También de allí nos viene la gracia y/o la desgracia de dos mundos aparte, formados por los descendientes de uno y otro bando. Los blancos entre comillas, afirmados en su desprecio hacia aquellos que en realidad debieran ser nuestro más alto orgullo, la gente de la tierra, los mapuches. Este desprecio es el sello distintivo de una clase, clase que en la realidad de este canto de pájaro o este lugar bajo, tiene la dudosa dicha de contar en sus rancios apellidos dos erres, también tiene el apelmazado mérito de preservarse en sus espacios privados: el clero, la clase política, los gerentes, los jueces, los dueños de fundos y los jerarcas de los aparatos armados. Nadie que no sea uno de ellos puede llegar a posiciones de mando en estas instituciones y si por esos “milagros de la vida” uno que piensa distinto logra llegar, los dueños del poder se las arreglan para cortarle el paso. La gente de la tierra en cambio fue “pacificada” a fuerza de metralla, cosa en la que el ejército del país tiene un triste historial. De aquellos tiempos de valerosa defensa de su derecho al usufructo de lo que era y es de ellos, les quedó el recuerdo de su grandeza y la esperanza de que un día recuperen su invadida tierra. Han pasado poco más de quinientos años desde aquel primer desencuentro con los huincas. En la historia de las españas hay el antecedente de que los moros vivieron en tierra ajena por espacio de siete siglos hasta que fueron expulsados, testimonio de aquel tiempo quedaron las silentes y magníficas construcciones cuya máxima expresión es La Alhambra.
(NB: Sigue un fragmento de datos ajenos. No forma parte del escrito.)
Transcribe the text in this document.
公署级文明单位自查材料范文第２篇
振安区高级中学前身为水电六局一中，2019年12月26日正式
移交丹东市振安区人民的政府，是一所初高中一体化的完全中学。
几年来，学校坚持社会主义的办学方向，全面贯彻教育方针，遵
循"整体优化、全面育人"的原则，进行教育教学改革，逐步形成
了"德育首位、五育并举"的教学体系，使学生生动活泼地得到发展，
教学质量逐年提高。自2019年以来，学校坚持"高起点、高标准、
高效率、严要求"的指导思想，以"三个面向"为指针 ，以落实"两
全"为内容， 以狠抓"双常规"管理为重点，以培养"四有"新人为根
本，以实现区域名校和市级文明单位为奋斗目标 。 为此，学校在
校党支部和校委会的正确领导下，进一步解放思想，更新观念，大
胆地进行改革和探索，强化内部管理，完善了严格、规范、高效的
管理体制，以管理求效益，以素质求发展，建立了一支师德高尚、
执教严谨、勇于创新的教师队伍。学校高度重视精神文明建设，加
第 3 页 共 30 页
Hoy cuatro mapuches asumen en sí, a riesgo de su vida, la dignidad de todos, Juan Carlos Huenulao, Florencio Marileo, Juan Marileo y Patricia Troncoso permanecen desde el 13 de marzo (2006) en huelga de hambre. Es el único camino que el sistema les impuso. Ellos fueron acusados de terroristas y juzgados al amparo de una ley antiterrorista, que permite, entre otras cosas, que los supuestos testigos estén acusando al amparo de una capucha que les cubre el rostro. De este juicio poco justo resultó una condena a 10 años de prisión y una multa millonaria para reparar los gastos de un incendio forestal de 100 hectáreas en diciembre de 2001. Necesario es decir que eran bosques de pino plantados por una empresa forestal en tierras mapuches. Habría que preguntarse qué ley le aplicaron al turista checo que produjo un incendio de bosque nativo en tierras del sur.